The Yay Life Tribe's Facebook Page says:
The Yay Life Tribe is a growing group of people who believe that being happy is a decision you have to make for yourself. Once you make this decision and become positive enough the people around you will want to make the decision to be happy as well. The goal of this tribe is to make the world a better place.
To pass on the love of life.
Nice Right? BUT:
I generally stay out of "cultural appropriation" themed posts (aside from mascots cuz that just pisses me off) and leave them up to Adrienne over at Native Appropriations but this one is just TOO good to ignore, the discussion over there has been brutal. Why all the fuss? Well just LOOK at this screen shot Adrienne got from the Yay Life Tribe's documentary:
Just looking at this picture made me want to punch this guy in the face. I mean WHAT?? Look at this guy!! Ahhhh hahahahhahahaha. Ok ok, lemme catch my breath and I'll break it down for you:
This is Zimmerman- I'm Tucker's partner at the Yay Life Tribe- I'm the winged Panda you have featured in the image at the top of your post here. This appears to be self-deprecating humor, I like it.

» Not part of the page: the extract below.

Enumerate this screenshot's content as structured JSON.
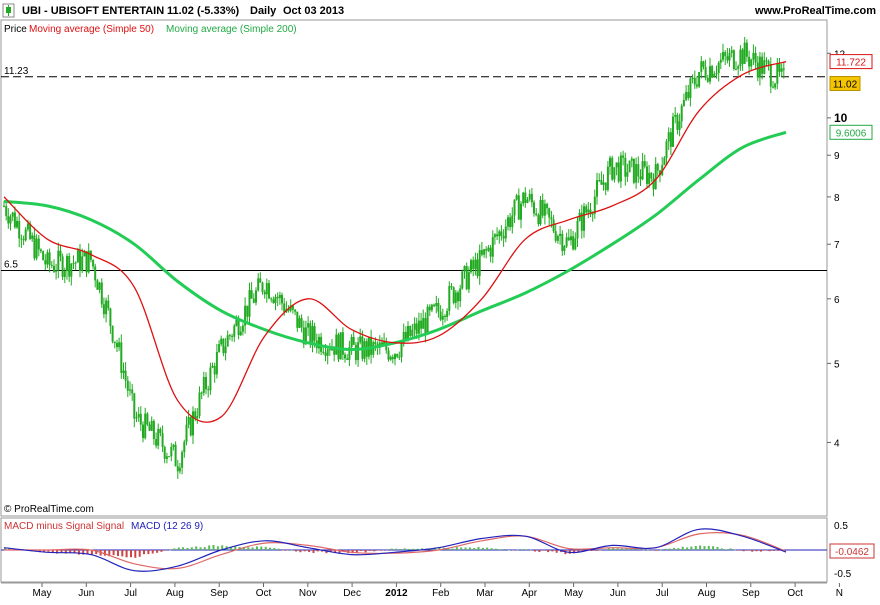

There are a lot of feelings that are stirred in me by this post but I think first and foremost the most important one to express at this moment is a feeling genuine mutual respect. We're not out to offend anybody and we certainly have no interest in exploiting any culture or beliefs for personal or financial gain. So let me expression our deepest regret that our expression have offended you. Note that he isn't sorry for causing the offense, but he is sorry that we are so sensitive as to have been offended by his harmless artistic expression.

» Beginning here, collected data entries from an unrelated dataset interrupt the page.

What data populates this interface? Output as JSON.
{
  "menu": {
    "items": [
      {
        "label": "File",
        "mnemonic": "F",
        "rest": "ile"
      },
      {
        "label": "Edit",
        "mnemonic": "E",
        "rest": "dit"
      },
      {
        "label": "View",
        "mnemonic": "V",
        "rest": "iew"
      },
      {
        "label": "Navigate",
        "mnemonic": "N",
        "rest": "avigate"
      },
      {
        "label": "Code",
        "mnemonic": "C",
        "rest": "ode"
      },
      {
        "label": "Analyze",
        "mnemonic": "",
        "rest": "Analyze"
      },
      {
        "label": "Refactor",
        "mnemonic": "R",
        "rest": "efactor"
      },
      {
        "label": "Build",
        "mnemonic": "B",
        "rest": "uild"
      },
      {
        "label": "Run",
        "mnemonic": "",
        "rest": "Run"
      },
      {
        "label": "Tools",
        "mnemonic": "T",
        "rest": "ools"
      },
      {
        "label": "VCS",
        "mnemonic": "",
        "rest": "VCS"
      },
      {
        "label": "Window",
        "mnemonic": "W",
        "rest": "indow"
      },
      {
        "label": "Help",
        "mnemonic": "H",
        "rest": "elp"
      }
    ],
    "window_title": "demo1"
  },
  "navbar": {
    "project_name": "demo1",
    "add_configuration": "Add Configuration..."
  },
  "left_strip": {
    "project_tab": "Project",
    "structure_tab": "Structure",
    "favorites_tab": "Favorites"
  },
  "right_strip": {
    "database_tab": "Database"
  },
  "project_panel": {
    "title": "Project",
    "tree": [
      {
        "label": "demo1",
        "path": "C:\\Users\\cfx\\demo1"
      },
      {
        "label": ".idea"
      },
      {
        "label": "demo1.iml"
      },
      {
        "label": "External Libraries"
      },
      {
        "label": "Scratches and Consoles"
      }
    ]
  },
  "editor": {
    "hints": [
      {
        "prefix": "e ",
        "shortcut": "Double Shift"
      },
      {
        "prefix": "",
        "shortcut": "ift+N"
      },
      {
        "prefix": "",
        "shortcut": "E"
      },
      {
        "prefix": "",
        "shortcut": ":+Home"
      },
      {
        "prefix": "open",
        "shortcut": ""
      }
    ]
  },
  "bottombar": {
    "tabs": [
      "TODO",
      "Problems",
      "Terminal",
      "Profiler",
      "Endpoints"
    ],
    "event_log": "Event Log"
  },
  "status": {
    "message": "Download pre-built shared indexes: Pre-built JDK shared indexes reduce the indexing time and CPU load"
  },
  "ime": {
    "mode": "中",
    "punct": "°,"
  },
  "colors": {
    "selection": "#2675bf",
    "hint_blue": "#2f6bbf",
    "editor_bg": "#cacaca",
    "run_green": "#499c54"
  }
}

Issues of racial inequality and cultural exploitation can be really sensitive subjects for people and to wit one can never really know who one is talking to or what experiences that person carries with them that have lead them to feel a certain way. Interpretation: You're only angry because your life experience has turned you into an angry person. Not because I did something wrong.
I used teach a course and run discussion groups on Race Relations at Penn State University so I have quite a bit of familiarity with exploited cultures.Not speaking very highly of Penn State.. But more importantly, I felt compelled to respond because American Indian culture is something that is of a very deep personal importance to me. Oh boy oh boy here it comes!!!

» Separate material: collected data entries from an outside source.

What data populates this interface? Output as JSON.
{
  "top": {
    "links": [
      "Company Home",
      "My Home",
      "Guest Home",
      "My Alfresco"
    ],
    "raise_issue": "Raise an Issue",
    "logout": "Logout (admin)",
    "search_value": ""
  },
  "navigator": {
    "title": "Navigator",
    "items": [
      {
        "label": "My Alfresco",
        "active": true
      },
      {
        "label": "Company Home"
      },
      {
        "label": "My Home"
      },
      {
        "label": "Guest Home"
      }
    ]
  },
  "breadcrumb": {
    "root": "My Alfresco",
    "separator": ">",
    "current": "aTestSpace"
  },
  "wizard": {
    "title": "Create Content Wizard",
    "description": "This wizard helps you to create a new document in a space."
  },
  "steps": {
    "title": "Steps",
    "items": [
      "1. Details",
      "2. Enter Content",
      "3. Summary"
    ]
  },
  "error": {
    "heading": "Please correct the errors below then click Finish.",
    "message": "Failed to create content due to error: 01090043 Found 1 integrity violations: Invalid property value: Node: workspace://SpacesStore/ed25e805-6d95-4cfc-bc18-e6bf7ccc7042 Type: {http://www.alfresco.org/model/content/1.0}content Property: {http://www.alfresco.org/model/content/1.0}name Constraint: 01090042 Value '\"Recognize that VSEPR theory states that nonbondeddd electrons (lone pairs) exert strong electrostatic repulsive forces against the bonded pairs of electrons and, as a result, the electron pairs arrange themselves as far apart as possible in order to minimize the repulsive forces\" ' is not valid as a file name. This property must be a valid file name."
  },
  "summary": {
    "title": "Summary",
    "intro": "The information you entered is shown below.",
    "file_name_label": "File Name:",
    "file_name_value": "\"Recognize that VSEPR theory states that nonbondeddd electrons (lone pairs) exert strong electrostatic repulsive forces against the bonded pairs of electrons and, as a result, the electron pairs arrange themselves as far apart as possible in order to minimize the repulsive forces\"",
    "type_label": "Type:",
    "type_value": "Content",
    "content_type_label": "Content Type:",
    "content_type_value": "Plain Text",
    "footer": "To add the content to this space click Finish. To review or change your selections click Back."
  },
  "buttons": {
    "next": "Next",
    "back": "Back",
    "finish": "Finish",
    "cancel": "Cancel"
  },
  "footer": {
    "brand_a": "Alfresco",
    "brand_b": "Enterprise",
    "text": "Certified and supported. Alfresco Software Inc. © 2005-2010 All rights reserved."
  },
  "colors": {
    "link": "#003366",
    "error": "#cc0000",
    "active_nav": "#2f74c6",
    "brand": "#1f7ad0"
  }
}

I've spent quite a bit of my life working with American Indian tribes- most notably on the Leech Lake, White Earth, and Red Lake reservations in Minnesota, and also worked the Houma Indians in Houma, LA.
The comlete desolation and abuse of the American Indian culture note use of the singular is not lost on me- I've seen the poverty, I've met the sick, I've talked with activists like Dennis Banks (of the American Indian Movement)I know who Dennis Banks is! (He's that guy who was one of the voices in Disney's Pocahontas) and Winona Laduke, I've worked to expose toxic waste dumping on Indian lands and I've witnessed first hand the wretched racism that is thoroughly abundant in this country. So you haz some empathy with me??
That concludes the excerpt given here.